NewSpace, as this shift in industry is called, is being led by companies such as SpaceX and Virgin Galactic, which are driving us closer to space tourism and better usage of satellites and other space-based technologies.
While the idea of spending summer vacation on the moon sounds thrilling, designing and engineering products that can safely accommodate hundreds of people in a zero-gravity and low-oxygen environment poses unique challenges.
In the latest episode of The Connected Engineer podcast series, Lee Smith, COO, and Stuart Weiler, Director of CAD/PLM, from Elite Aerospace Group (EAG) shared how their organization is helping to develop high-quality products for companies who are preparing to journey into space.
What Is NewSpace?
NewSpace is a term that refers to the privatization of space. Instead of being motivated to explore space for geopolitical reasons, the new industry leaders (private businesses) are motivated by profit. This shift in players has changed the goal of space exploration from “How do we reach a target before the competition?” to “How do we reach a target before the competition as efficiently and cost-effectively as possible?”
The immediate goal for many players is to get technology, such as satellites, into space. With the democratization of space, more and more satellites are being launched. Many of these satellites are just being launched into low orbit – a much cheaper alternative at $20-40 million vs the traditional $100-150 million. Since the number of satellites is increasing, some companies are choosing to participate in, essentially, a “ride share” where multiple satellites are launched simultaneously. This helps spread the $40 million launch cost among numerous parties.
What has captured the public’s imagination, though, is the idea of space tourism. Since bringing mass amounts of people into space offers its own challenges and poses more danger than launching a satellite, many players in the NewSpace industry are limited their initial plans to bringing guests above the 1000-kilometer “space threshold” for a few minutes of weightlessness.
However, there is already interest in using space to either shorten travel between points on the globe (a 15-hour airplane trip from LA to Sydney today could be replaced by a 30 minute rocket flight) or to build a floating space hotel.
NewSpace Changes Product Design
From a product design point of view, there are a few challenges engineers need to consider. In order to continue driving down costs, manufacturers are replacing the “one and done” rockets from yesteryear with rockets that are expected to be used hundreds of times before retirement. Designers need to create a product that needs to be able to land, be inspected, and be serviced.

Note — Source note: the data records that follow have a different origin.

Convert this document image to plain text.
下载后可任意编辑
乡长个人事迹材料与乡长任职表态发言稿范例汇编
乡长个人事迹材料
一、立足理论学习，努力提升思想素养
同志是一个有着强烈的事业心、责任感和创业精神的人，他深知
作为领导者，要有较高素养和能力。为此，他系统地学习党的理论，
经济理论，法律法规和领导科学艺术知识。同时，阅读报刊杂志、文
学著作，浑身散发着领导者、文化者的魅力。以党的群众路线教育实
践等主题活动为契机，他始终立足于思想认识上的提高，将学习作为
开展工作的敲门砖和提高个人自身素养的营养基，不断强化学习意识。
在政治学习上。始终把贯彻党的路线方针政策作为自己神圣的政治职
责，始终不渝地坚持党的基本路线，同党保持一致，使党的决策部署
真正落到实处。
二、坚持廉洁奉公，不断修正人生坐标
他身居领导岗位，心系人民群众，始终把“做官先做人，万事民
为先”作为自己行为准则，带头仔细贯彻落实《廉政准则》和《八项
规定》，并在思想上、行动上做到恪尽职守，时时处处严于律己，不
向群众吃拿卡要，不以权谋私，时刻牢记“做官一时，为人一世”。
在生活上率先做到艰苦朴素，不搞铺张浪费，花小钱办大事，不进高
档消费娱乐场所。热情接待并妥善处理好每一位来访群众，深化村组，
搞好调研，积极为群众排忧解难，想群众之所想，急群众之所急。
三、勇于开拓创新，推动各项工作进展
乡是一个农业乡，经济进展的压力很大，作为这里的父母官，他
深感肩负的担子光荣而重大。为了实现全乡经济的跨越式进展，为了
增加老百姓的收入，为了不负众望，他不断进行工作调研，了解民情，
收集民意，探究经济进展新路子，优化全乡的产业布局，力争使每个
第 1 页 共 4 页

Possible regulations as the industry continues to grow can prove to be a hurdle – especially since the concept of outer space doesn’t fall under the jurisdiction of any particular country. Manufacturers will need to ensure that their products meet all regulations when they design their products.
When it comes to building the first floating hotels, most logistical challenges have already been addressed through the establishment of the International Space Station (ISS). For example: what should the crew do if something breaks? How fast can a replacement part be sent to the station?
To ensure that crewmembers are never left stranded, the ISS is leveraging additive manufacturing. Instead of waiting days for a part to be sent to the station, design plans can be quickly transmitted, and the part can be produced onsite within hours. But what about the difficult task of actually replacing the part? In inexperienced hands, the process can quickly go wrong – and potentially prove deadly. By using augmented reality (AR), crewmembers can be led through the steps of replacing or fixing a part.